I finally figured out how to add another blog to this iBlogger application I've got on my phone.

Have I ever mentioned how much I hate the words "blog" and "app"? I want to download the DeLorean app, go back in time and kill the hipster asshole who coined the terms. No. I'll go back to the beginning and sterilize his ancestors.

Mom, sis and I went to dinner at EXTREME PIZZA tonight. They didn't have Red Bull on tap, but they did have a giant TV with downhill skiing on a loop.

Ma had a coupon, so we basically got one giant veggie pizza, one small pestotato (?!) pizza and two pops for ten bucks. Good food but I could barely choke down a single slice.

More to say but not here. I'll save this APP for when I'm bored on the train to work tomorrow night. I'll keep you all updated on how many tweakers get on in the free zones, ask me for money and then jump off right before we hit the pay zone again.

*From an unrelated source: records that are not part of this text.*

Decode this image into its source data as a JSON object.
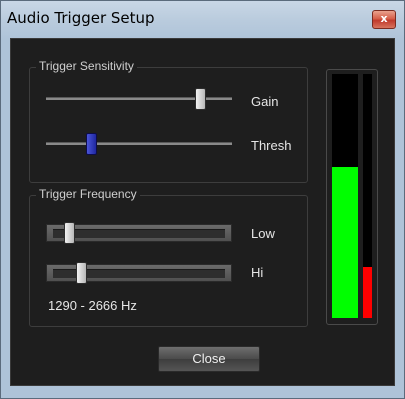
{
  "window": {
    "title": "Audio Trigger Setup",
    "close_glyph": "x"
  },
  "sensitivity": {
    "title": "Trigger Sensitivity",
    "gain": {
      "label": "Gain",
      "value": 0.85
    },
    "thresh": {
      "label": "Thresh",
      "value": 0.23
    }
  },
  "frequency": {
    "title": "Trigger Frequency",
    "low": {
      "label": "Low",
      "value": 0.1
    },
    "hi": {
      "label": "Hi",
      "value": 0.17
    },
    "range_text": "1290 - 2666 Hz"
  },
  "meters": {
    "left_level": 0.62,
    "right_level": 0.21,
    "left_color": "#00ff00",
    "right_color": "#ff0000"
  },
  "close_button": {
    "label": "Close"
  },
  "colors": {
    "background": "#1e1e1e",
    "text": "#e6e6e6",
    "thumb_active": "#2c35c4"
  }
}
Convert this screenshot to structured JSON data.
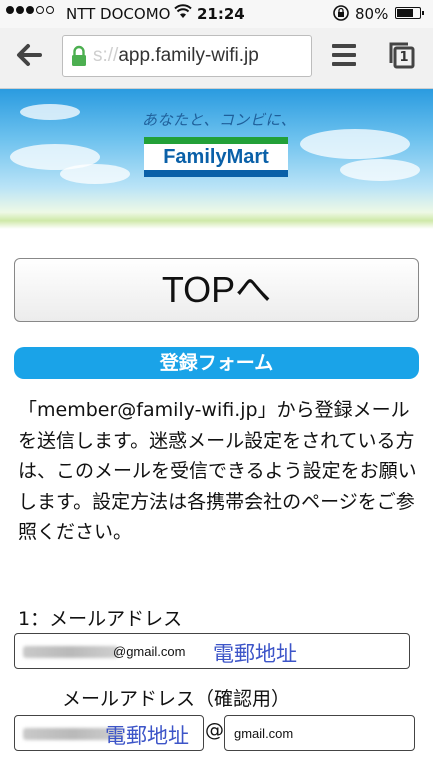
{
  "status_bar": {
    "carrier": "NTT DOCOMO",
    "time": "21:24",
    "battery": "80%",
    "battery_level": 0.8
  },
  "browser": {
    "url_prefix": "s://",
    "url_main": "app.family-wifi.jp",
    "tab_count": "1",
    "icons": [
      "back-arrow-icon",
      "lock-icon",
      "menu-icon",
      "tabs-icon"
    ]
  },
  "banner": {
    "tagline": "あなたと、コンビに、",
    "logo_text": "FamilyMart"
  },
  "top_button": {
    "label": "TOPへ"
  },
  "form": {
    "section_title": "登録フォーム",
    "notice": "「member@family-wifi.jp」から登録メールを送信します。迷惑メール設定をされている方は、このメールを受信できるよう設定をお願いします。設定方法は各携帯会社のページをご参照ください。",
    "email_label": "1：メールアドレス",
    "email_value_domain": "@gmail.com",
    "email_annotation": "電郵地址",
    "confirm_label": "メールアドレス（確認用）",
    "confirm_annotation": "電郵地址",
    "at_symbol": "@",
    "confirm_domain_value": "gmail.com"
  },
  "colors": {
    "section_blue": "#1aa3e8",
    "fm_green": "#22a038",
    "fm_blue": "#0a60a8",
    "annotation_blue": "#3d55c8"
  }
}
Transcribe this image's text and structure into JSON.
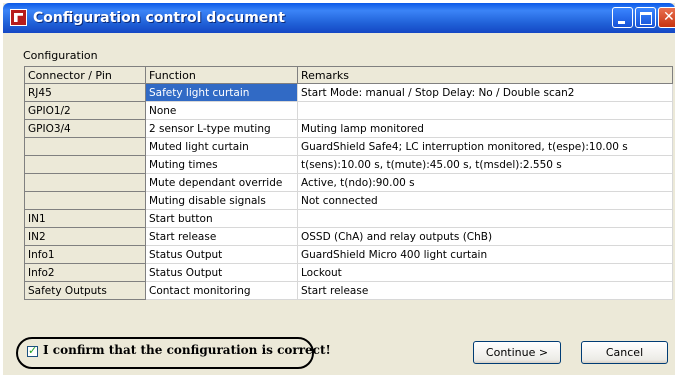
{
  "window": {
    "title": "Configuration control document"
  },
  "group_label": "Configuration",
  "table": {
    "headers": [
      "Connector / Pin",
      "Function",
      "Remarks"
    ],
    "rows": [
      {
        "pin": "RJ45",
        "function": "Safety light curtain",
        "remarks": "Start Mode: manual / Stop Delay: No / Double scan2",
        "selected": true
      },
      {
        "pin": "GPIO1/2",
        "function": "None",
        "remarks": ""
      },
      {
        "pin": "GPIO3/4",
        "function": "2 sensor L-type muting",
        "remarks": "Muting lamp monitored"
      },
      {
        "pin": "",
        "function": "Muted light curtain",
        "remarks": "GuardShield Safe4; LC interruption monitored, t(espe):10.00 s"
      },
      {
        "pin": "",
        "function": "Muting times",
        "remarks": "t(sens):10.00 s, t(mute):45.00 s, t(msdel):2.550 s"
      },
      {
        "pin": "",
        "function": "Mute dependant override",
        "remarks": "Active, t(ndo):90.00 s"
      },
      {
        "pin": "",
        "function": "Muting disable signals",
        "remarks": "Not connected"
      },
      {
        "pin": "IN1",
        "function": "Start button",
        "remarks": ""
      },
      {
        "pin": "IN2",
        "function": "Start release",
        "remarks": "OSSD (ChA) and relay outputs (ChB)"
      },
      {
        "pin": "Info1",
        "function": "Status Output",
        "remarks": "GuardShield Micro 400 light curtain"
      },
      {
        "pin": "Info2",
        "function": "Status Output",
        "remarks": "Lockout"
      },
      {
        "pin": "Safety Outputs",
        "function": "Contact monitoring",
        "remarks": "Start release"
      }
    ]
  },
  "confirm": {
    "label": "I confirm that the configuration is correct!",
    "checked": true
  },
  "buttons": {
    "continue": "Continue >",
    "cancel": "Cancel"
  },
  "colors": {
    "titlebar": "#0a58e8",
    "selection": "#316ac5",
    "dialog_bg": "#ece9d8"
  }
}
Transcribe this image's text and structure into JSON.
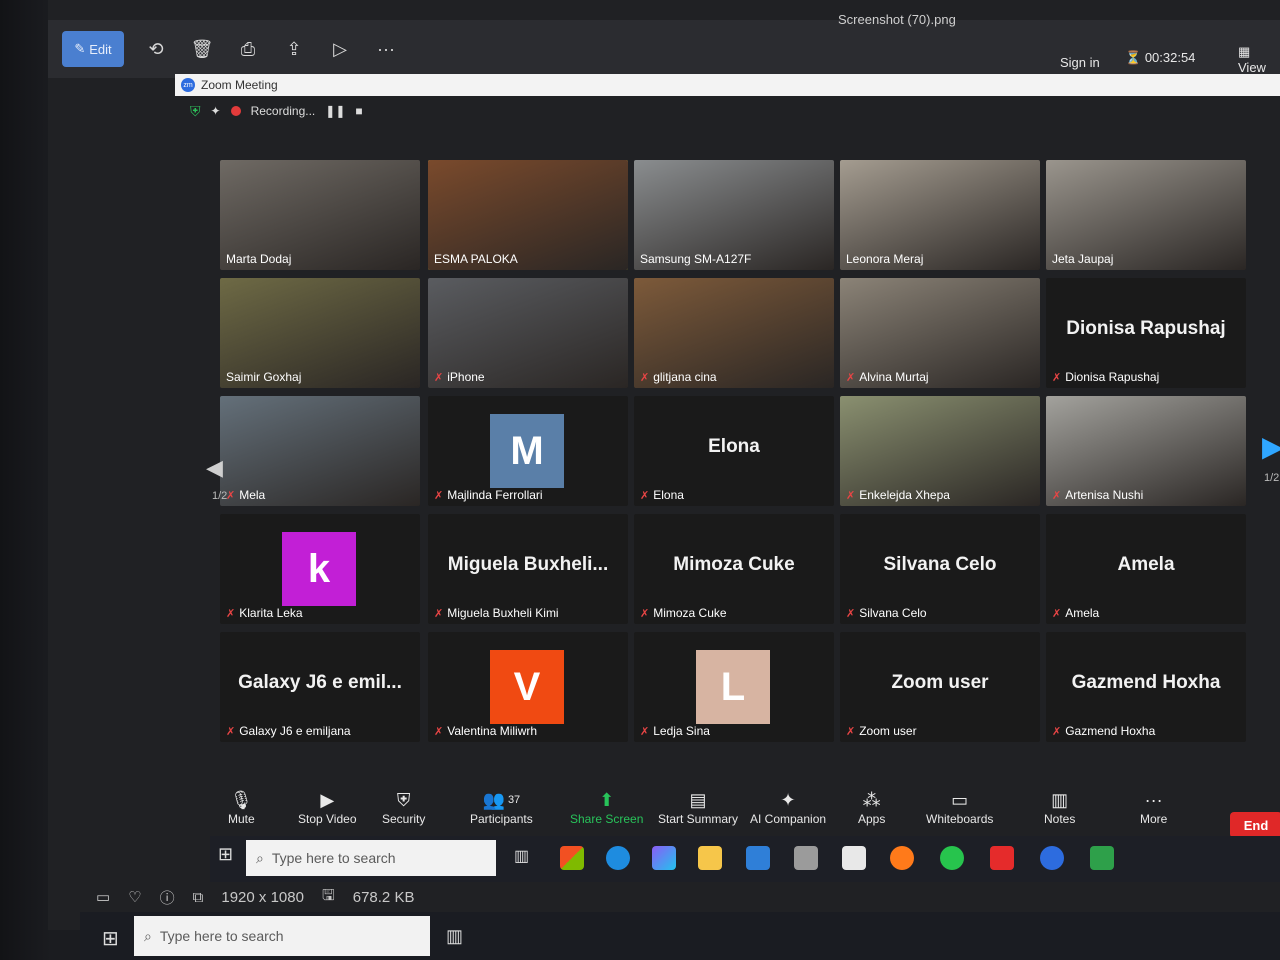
{
  "viewer": {
    "edit_label": "Edit",
    "title": "Screenshot (70).png",
    "dimensions": "1920 x 1080",
    "filesize": "678.2 KB"
  },
  "zoom": {
    "window_title": "Zoom Meeting",
    "sign_in": "Sign in",
    "timer": "00:32:54",
    "view_label": "View",
    "recording_label": "Recording...",
    "page_left": "1/2",
    "page_right": "1/2"
  },
  "participants": [
    {
      "name": "Marta Dodaj",
      "kind": "video",
      "muted": false
    },
    {
      "name": "ESMA PALOKA",
      "kind": "video",
      "muted": false,
      "active": true
    },
    {
      "name": "Samsung SM-A127F",
      "kind": "video",
      "muted": false
    },
    {
      "name": "Leonora Meraj",
      "kind": "video",
      "muted": false
    },
    {
      "name": "Jeta Jaupaj",
      "kind": "video",
      "muted": false
    },
    {
      "name": "Saimir Goxhaj",
      "kind": "video",
      "muted": false
    },
    {
      "name": "iPhone",
      "kind": "video",
      "muted": true
    },
    {
      "name": "glitjana cina",
      "kind": "video",
      "muted": true
    },
    {
      "name": "Alvina Murtaj",
      "kind": "video",
      "muted": true
    },
    {
      "name": "Dionisa Rapushaj",
      "kind": "text",
      "big": "Dionisa Rapushaj",
      "muted": true
    },
    {
      "name": "Mela",
      "kind": "video",
      "muted": true
    },
    {
      "name": "Majlinda Ferrollari",
      "kind": "avatar",
      "letter": "M",
      "color": "#5a7fa8",
      "muted": true
    },
    {
      "name": "Elona",
      "kind": "text",
      "big": "Elona",
      "muted": true
    },
    {
      "name": "Enkelejda Xhepa",
      "kind": "video",
      "muted": true
    },
    {
      "name": "Artenisa Nushi",
      "kind": "video",
      "muted": true
    },
    {
      "name": "Klarita Leka",
      "kind": "avatar",
      "letter": "k",
      "color": "#c21fd6",
      "muted": true
    },
    {
      "name": "Miguela Buxheli Kimi",
      "kind": "text",
      "big": "Miguela  Buxheli...",
      "muted": true
    },
    {
      "name": "Mimoza Cuke",
      "kind": "text",
      "big": "Mimoza Cuke",
      "muted": true
    },
    {
      "name": "Silvana Celo",
      "kind": "text",
      "big": "Silvana Celo",
      "muted": true
    },
    {
      "name": "Amela",
      "kind": "text",
      "big": "Amela",
      "muted": true
    },
    {
      "name": "Galaxy J6 e emiljana",
      "kind": "text",
      "big": "Galaxy J6 e emil...",
      "muted": true
    },
    {
      "name": "Valentina Miliwrh",
      "kind": "avatar",
      "letter": "V",
      "color": "#f04a12",
      "muted": true
    },
    {
      "name": "Ledja Sina",
      "kind": "avatar",
      "letter": "L",
      "color": "#d7b4a2",
      "muted": true
    },
    {
      "name": "Zoom user",
      "kind": "text",
      "big": "Zoom user",
      "muted": true
    },
    {
      "name": "Gazmend Hoxha",
      "kind": "text",
      "big": "Gazmend Hoxha",
      "muted": true
    }
  ],
  "controls": {
    "mute": "Mute",
    "stop_video": "Stop Video",
    "security": "Security",
    "participants_count": "37",
    "participants": "Participants",
    "share_screen": "Share Screen",
    "start_summary": "Start Summary",
    "ai_companion": "AI Companion",
    "apps": "Apps",
    "whiteboards": "Whiteboards",
    "notes": "Notes",
    "more": "More",
    "end": "End"
  },
  "taskbar": {
    "search_placeholder": "Type here to search"
  },
  "colors": {
    "active_speaker": "#d8e04a",
    "muted_mic": "#e84545",
    "share_screen": "#28c35a",
    "end_button": "#e02828"
  }
}
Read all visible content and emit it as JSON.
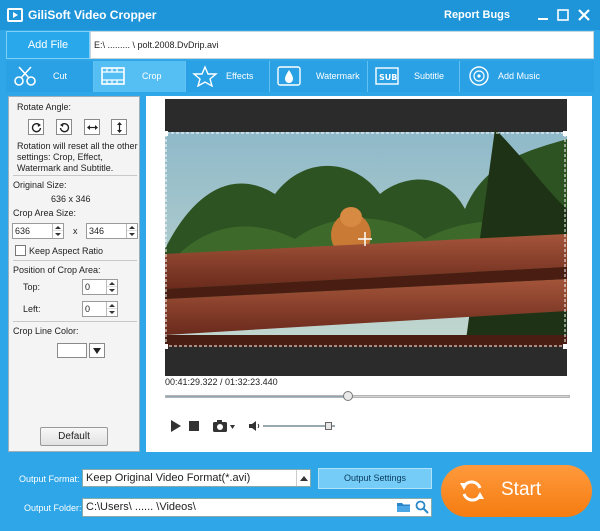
{
  "window": {
    "title": "GiliSoft Video Cropper",
    "report_bugs": "Report Bugs"
  },
  "file": {
    "add_label": "Add File",
    "path": "E:\\   ......... \\   polt.2008.DvDrip.avi"
  },
  "tabs": [
    {
      "label": "Cut",
      "icon": "scissors-icon",
      "active": false
    },
    {
      "label": "Crop",
      "icon": "crop-film-icon",
      "active": true
    },
    {
      "label": "Effects",
      "icon": "effects-star-icon",
      "active": false
    },
    {
      "label": "Watermark",
      "icon": "watermark-drop-icon",
      "active": false
    },
    {
      "label": "Subtitle",
      "icon": "subtitle-film-icon",
      "active": false
    },
    {
      "label": "Add Music",
      "icon": "music-disc-icon",
      "active": false
    }
  ],
  "crop_panel": {
    "rotate_label": "Rotate Angle:",
    "rotation_note_1": "Rotation will reset all the other",
    "rotation_note_2": "settings: Crop, Effect,",
    "rotation_note_3": "Watermark and Subtitle.",
    "original_size_label": "Original Size:",
    "original_size_value": "636 x 346",
    "crop_area_size_label": "Crop Area Size:",
    "crop_width": "636",
    "crop_x": "x",
    "crop_height": "346",
    "keep_aspect_label": "Keep Aspect Ratio",
    "position_label": "Position of Crop Area:",
    "top_label": "Top:",
    "top_value": "0",
    "left_label": "Left:",
    "left_value": "0",
    "line_color_label": "Crop Line Color:",
    "line_color": "#ffffff",
    "default_label": "Default"
  },
  "preview": {
    "time": "00:41:29.322 / 01:32:23.440",
    "progress": 0.449,
    "volume": 0.92
  },
  "output": {
    "format_label": "Output Format:",
    "format_value": "Keep Original Video Format(*.avi)",
    "settings_label": "Output Settings",
    "folder_label": "Output Folder:",
    "folder_value": "C:\\Users\\     ......   \\Videos\\",
    "start_label": "Start"
  },
  "colors": {
    "accent": "#2ea6e8",
    "start": "#f7861c"
  }
}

Right now, it's time for yoga.

Thursday, March 4, 2010

We're saved.

Can you smell the sarcasm?

I had my yearly review on Monday. I got the highest "marks" the lab boss would allow. In other words, my supervisor wanted to give me a four but the big boss assured her that three was sufficient ("really, really, really good employee"). Whatever. As long as my direct supervisor is happy with my performance, that's all that matters. I got a raise, too. It doesn't make a dent, but I guess it's better than nothing. I got praised for maintaining eye contact when we have staff meetings, which kind of threw me. My whole life I've had trouble looking people in the eye, not because I'm shifty but because I'm afraid of what I'll see in their expression. I've felt like a freak my entire life, and I don't want people to see that and judge me. I know. I have issues. Eh, there was other stuff, how I always get to work a half hour early and I hit the floor ready to work. In summary, I'm awesome but I'll never get paid accordingly because the economy and the giant corporation I work for SUCK.

Some of the girls brought food to work last night as an early birthday treat (for me). Rene got Voodoo Doughnuts for dessert. There were two vegan ones in there, which I took home for me and my sister.

I'm hoping to get tickets to the Winterhawks game tomorrow. I thought I heard about a deal where, if you go to the box office on game day, you can get two tickets for $16, plus a hat. I'm all over that shit. That is, unless I dreamed it. They're going to announce the rookie of the year and MVP, etc. tomorrow night. I think either Chris Francis or Nino should get the MVP, but what do I know?

I'm in a horrible mood. I need to call my therapist but I can't bring myself to waste $50 when I know I need to get Curly Joe's liver meds (which are $80) in a couple of days. I feel bad enough wasting money on hockey tickets, but it's my birthday on Sunday and all I want is to see one Hawks game. I haven't been to any this year, if memory serves. It usually doesn't.